Quebec City toboggan slide now refrigerated to counter effects of climate change
Slide was closed for a third of season last year because of bad weather
Winter traditions abound in Quebec City, but few are as thrilling as sliding on a wooden board down a hill of ice at 70 kilometres an hour.
For 140 years, visitors and locals have flocked up the hill on Dufferin Terrace towering 83 metres above the St. Lawrence River, climbed onto wooden toboggans without being tied to anything and flown down the hill on the toboggans.
"We get calls from people saying, 'We want to make sure the slide is going to be open before booking our plane tickets,'" said Marc Duchesne, co-owner of Au 1884, the company that has managed the toboggan slide since 2014.

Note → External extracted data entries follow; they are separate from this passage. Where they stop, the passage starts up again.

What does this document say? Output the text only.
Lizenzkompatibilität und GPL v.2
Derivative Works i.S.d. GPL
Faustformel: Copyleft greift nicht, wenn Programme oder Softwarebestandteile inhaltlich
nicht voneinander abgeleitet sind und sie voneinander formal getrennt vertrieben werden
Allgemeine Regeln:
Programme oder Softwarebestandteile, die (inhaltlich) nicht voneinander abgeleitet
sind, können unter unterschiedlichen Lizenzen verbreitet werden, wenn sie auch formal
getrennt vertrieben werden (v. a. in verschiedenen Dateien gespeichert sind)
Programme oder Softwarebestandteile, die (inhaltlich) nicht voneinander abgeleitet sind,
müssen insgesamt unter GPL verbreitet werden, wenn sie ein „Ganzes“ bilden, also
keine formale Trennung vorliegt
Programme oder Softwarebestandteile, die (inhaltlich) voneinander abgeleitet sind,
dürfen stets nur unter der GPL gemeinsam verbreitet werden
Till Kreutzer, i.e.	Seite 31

In those 11 years, though, Duchesne said he's seen the number of days the slide can be open shrink due to climate change. Last year, the company had to close the slide for 32 out of its target 95 days of operation because of the weather, about a third of the season.
So the company invested $400,000 to refrigerate the slide, thanks to financial help from Tourisme Québec for winter infrastructure.
Duchesne said the slide can close due to rain, snowstorms and strong winds — which are especially frequent in that part of the city. The refrigeration system will be similar to the one used for the past five years at the skating rink on the nearby Plaines d'Abraham.
"Technically, now, we'll be able to slide even if there's no snow," Duchesne said.
The company wants to expand its season until the end of March and is now hoping to open as early as American Thanksgiving, the last weekend of November.
"The Château Frontenac is at maximum capacity that weekend," Duchesne said, adding that staff at the renown luxury hotel that stands next to the slide often recommend it to guests.
But most winter tourists in Quebec City need no recommendation for the slide; they probably already know about it. Eighty four per cent of the slide's users are from outside the city and Duchesne reckons it's most popular among Americans and Australians.
Just last week, someone was willing to pay $1,000 to use the slide even if it wasn't open yet, he said.
Duchesne said he has only let someone use the slide outside of opening hours once, when a newlywed bride begged to be able to go down it in her wedding dress even though it was about -20 C outside.
"Those people insisted so much that we finally accepted," he said.
The toboggan slide was created in 1884, nearly a decade before the Château Frontenac was built, by a seasonal worker who lived in Old Quebec named Patrick Fitzgerald, according to Duchesne.
Since then, the slide only stopped running once for a period between 1981 to 1991.